Now for my second town, I need some serene, magical, nature-themed town names!
There will be a lot of yellows, greens, and it will be very mysterious~
But very calm and serene! It will also have a lot of moon inspired things, but it wont be 100% based on astronomy and space.
All suggestions are welcome! Thank you!


----------



## KyokoSmile124 (Jul 23, 2015)

- Leafpool
- Evergreen
- Mysteria
- Kingdom
- Oasis
- F?ngsōng[means relax in Chinese ]
- Lush
- Stoica 
- Halcyon 

Hope those inspired you a bit ^w^


----------



## The221Believer (Jul 23, 2015)

Halcyon
Natura
Thalassa (it means sea, but I think it has a rather natural flow to it, and it does sound a little mysterious)
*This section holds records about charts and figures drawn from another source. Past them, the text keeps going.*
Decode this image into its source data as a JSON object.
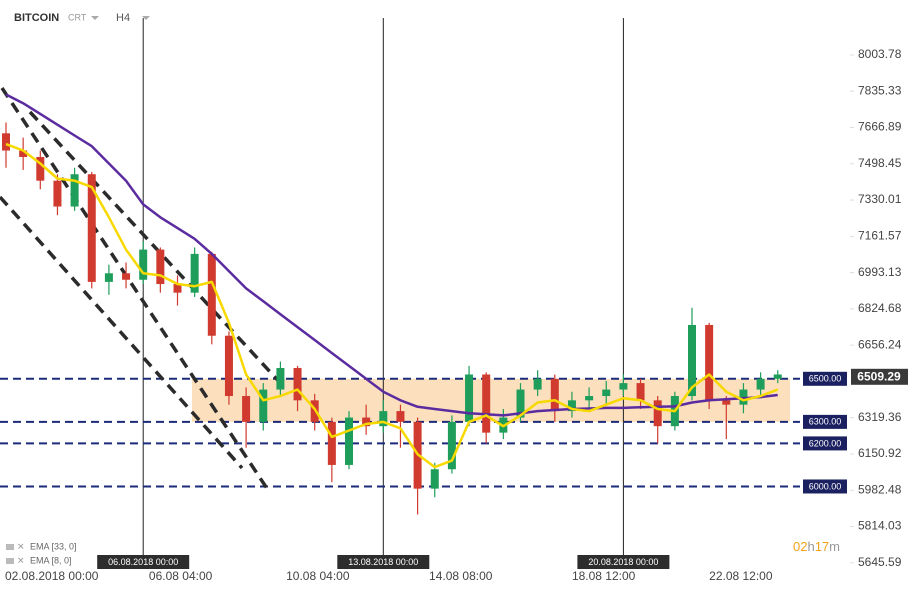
{
  "header": {
    "symbol": "BITCOIN",
    "sub": "CRT",
    "timeframe": "H4"
  },
  "chart_data": {
    "type": "candlestick",
    "x": [
      "02.08 00:00",
      "02.08 12:00",
      "03.08 00:00",
      "03.08 12:00",
      "04.08 00:00",
      "04.08 12:00",
      "05.08 00:00",
      "05.08 12:00",
      "06.08 00:00",
      "06.08 12:00",
      "07.08 00:00",
      "07.08 12:00",
      "08.08 00:00",
      "08.08 12:00",
      "09.08 00:00",
      "09.08 12:00",
      "10.08 00:00",
      "10.08 12:00",
      "11.08 00:00",
      "11.08 12:00",
      "12.08 00:00",
      "12.08 12:00",
      "13.08 00:00",
      "13.08 12:00",
      "14.08 00:00",
      "14.08 12:00",
      "15.08 00:00",
      "15.08 12:00",
      "16.08 00:00",
      "16.08 12:00",
      "17.08 00:00",
      "17.08 12:00",
      "18.08 00:00",
      "18.08 12:00",
      "19.08 00:00",
      "19.08 12:00",
      "20.08 00:00",
      "20.08 12:00",
      "21.08 00:00",
      "21.08 12:00",
      "22.08 00:00",
      "22.08 12:00",
      "23.08 00:00",
      "23.08 12:00",
      "24.08 00:00",
      "24.08 12:00"
    ],
    "open": [
      7640,
      7560,
      7530,
      7420,
      7300,
      7450,
      6950,
      6990,
      6960,
      7100,
      6940,
      6900,
      7080,
      6700,
      6420,
      6300,
      6450,
      6550,
      6400,
      6300,
      6100,
      6320,
      6280,
      6350,
      6300,
      5990,
      6080,
      6300,
      6520,
      6250,
      6320,
      6450,
      6500,
      6350,
      6400,
      6420,
      6450,
      6480,
      6400,
      6280,
      6420,
      6750,
      6400,
      6380,
      6450,
      6500
    ],
    "high": [
      7690,
      7620,
      7560,
      7450,
      7480,
      7460,
      7030,
      7040,
      7140,
      7110,
      6980,
      7110,
      7090,
      6720,
      6460,
      6480,
      6580,
      6560,
      6430,
      6320,
      6350,
      6380,
      6400,
      6380,
      6320,
      6110,
      6330,
      6560,
      6530,
      6360,
      6480,
      6540,
      6520,
      6440,
      6460,
      6490,
      6520,
      6500,
      6420,
      6440,
      6830,
      6760,
      6420,
      6480,
      6530,
      6540
    ],
    "low": [
      7480,
      7470,
      7380,
      7260,
      7280,
      6920,
      6890,
      6920,
      6940,
      6900,
      6840,
      6880,
      6660,
      6380,
      6180,
      6260,
      6420,
      6350,
      6260,
      6020,
      6080,
      6240,
      6250,
      6180,
      5870,
      5950,
      6060,
      6280,
      6200,
      6220,
      6300,
      6420,
      6300,
      6320,
      6360,
      6380,
      6420,
      6360,
      6200,
      6260,
      6400,
      6360,
      6220,
      6340,
      6420,
      6480
    ],
    "close": [
      7560,
      7530,
      7420,
      7300,
      7450,
      6950,
      6990,
      6960,
      7100,
      6940,
      6900,
      7080,
      6700,
      6420,
      6300,
      6450,
      6550,
      6400,
      6300,
      6100,
      6320,
      6280,
      6350,
      6300,
      5990,
      6080,
      6300,
      6520,
      6250,
      6320,
      6450,
      6500,
      6350,
      6400,
      6420,
      6450,
      6480,
      6400,
      6280,
      6420,
      6750,
      6400,
      6380,
      6450,
      6500,
      6520
    ],
    "up_color": "#1e9e5a",
    "down_color": "#d03a2f",
    "indicators": [
      {
        "name": "EMA [33, 0]",
        "color": "#5b2ca0",
        "values": [
          7820,
          7780,
          7730,
          7680,
          7630,
          7580,
          7500,
          7420,
          7310,
          7250,
          7200,
          7150,
          7080,
          7000,
          6920,
          6860,
          6800,
          6740,
          6680,
          6620,
          6560,
          6500,
          6440,
          6400,
          6370,
          6360,
          6350,
          6340,
          6335,
          6330,
          6340,
          6350,
          6355,
          6360,
          6362,
          6365,
          6365,
          6368,
          6370,
          6372,
          6390,
          6400,
          6405,
          6410,
          6415,
          6425
        ]
      },
      {
        "name": "EMA [8, 0]",
        "color": "#f7d900",
        "values": [
          7590,
          7560,
          7500,
          7430,
          7420,
          7390,
          7250,
          7100,
          6990,
          6980,
          6940,
          6930,
          6950,
          6760,
          6520,
          6400,
          6420,
          6450,
          6360,
          6230,
          6260,
          6290,
          6300,
          6270,
          6150,
          6090,
          6120,
          6300,
          6330,
          6280,
          6330,
          6390,
          6400,
          6360,
          6350,
          6380,
          6410,
          6400,
          6360,
          6350,
          6460,
          6520,
          6440,
          6400,
          6420,
          6450
        ]
      }
    ],
    "levels": [
      {
        "value": 6500,
        "label": "6500.00"
      },
      {
        "value": 6300,
        "label": "6300.00"
      },
      {
        "value": 6200,
        "label": "6200.00"
      },
      {
        "value": 6000,
        "label": "6000.00"
      }
    ],
    "last_price": {
      "value": 6509.29,
      "label": "6509.29"
    },
    "vlines": [
      "06.08.2018 00:00",
      "13.08.2018 00:00",
      "20.08.2018 00:00"
    ],
    "ylim": [
      5575,
      8259
    ],
    "yticks": [
      8003.78,
      7835.33,
      7666.89,
      7498.45,
      7330.01,
      7161.57,
      6993.13,
      6824.68,
      6656.24,
      6319.36,
      6150.92,
      5982.48,
      5814.03,
      5645.59
    ],
    "xticks": [
      "02.08.2018 00:00",
      "06.08 04:00",
      "10.08 04:00",
      "14.08 08:00",
      "18.08 12:00",
      "22.08 12:00"
    ],
    "timer": [
      "02",
      "h",
      "17",
      "m"
    ]
  }
}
I recommend looking at this website for any sort of strange words. For example, one might be very fond of Kalo as a name, from kalology, the study of beauty.


----------



## Mega_Cabbage (Jul 23, 2015)

Lore
Wonder/Wander
Lyris
Radiance
Skystone (the moon)


----------



## Cold~ (Jul 23, 2015)

Why don't you pick a very ominous latin or italian word? That might fit very well the theme you are describing!
I'll give you a list:

- Umbra (shadow in latin)
- Pluvia (rain in latin)
- Natura (nature in italian/latin)
- Mirabilia (wonderful in latin)
- Aurora/Diluculum (dawn in latin)
- Obcasus (sunset in latin)

Try it yourself! (;


----------



## kaitastrophe (Jul 23, 2015)

Boop!


----------



## kaitastrophe (Jul 24, 2015)

Reviving!
Please help!


----------



## yoshiskye1 (Jul 24, 2015)

here's some nice Japanese words I've strung together

Tsuki- Moon
Asahi- Morning sun
Sasamura- Quiet village
Mayonaka- Midnight
Harusame- Spring rain

And some Latin because why not

Luna Via- Moon Street/road
Silva- Forest
Mare- Sea
Natura- Nature
Caelum- Sky


----------



## TarzanGirl (Jul 24, 2015)

Some names of flowers that sound like good town names (some shortened to 8 letter limit):
-Dahlia
-Edelweis
-Primrose
-Freesia
-Heather
-Hyacinth
-Zinnia
-Stargaze
-Lilium
-Larkspur
-Spirea

I personally like Larkspur


----------



## leiladesu (Jul 24, 2015)

Oasis
Rivene
Treetop
Rosebush
Oceana
Wind
Cloud
Paradise


----------



## RainCrossing (Jul 25, 2015)

Oasis
Rivendel
Havendel
Haven
Mysteria
Wysteria


----------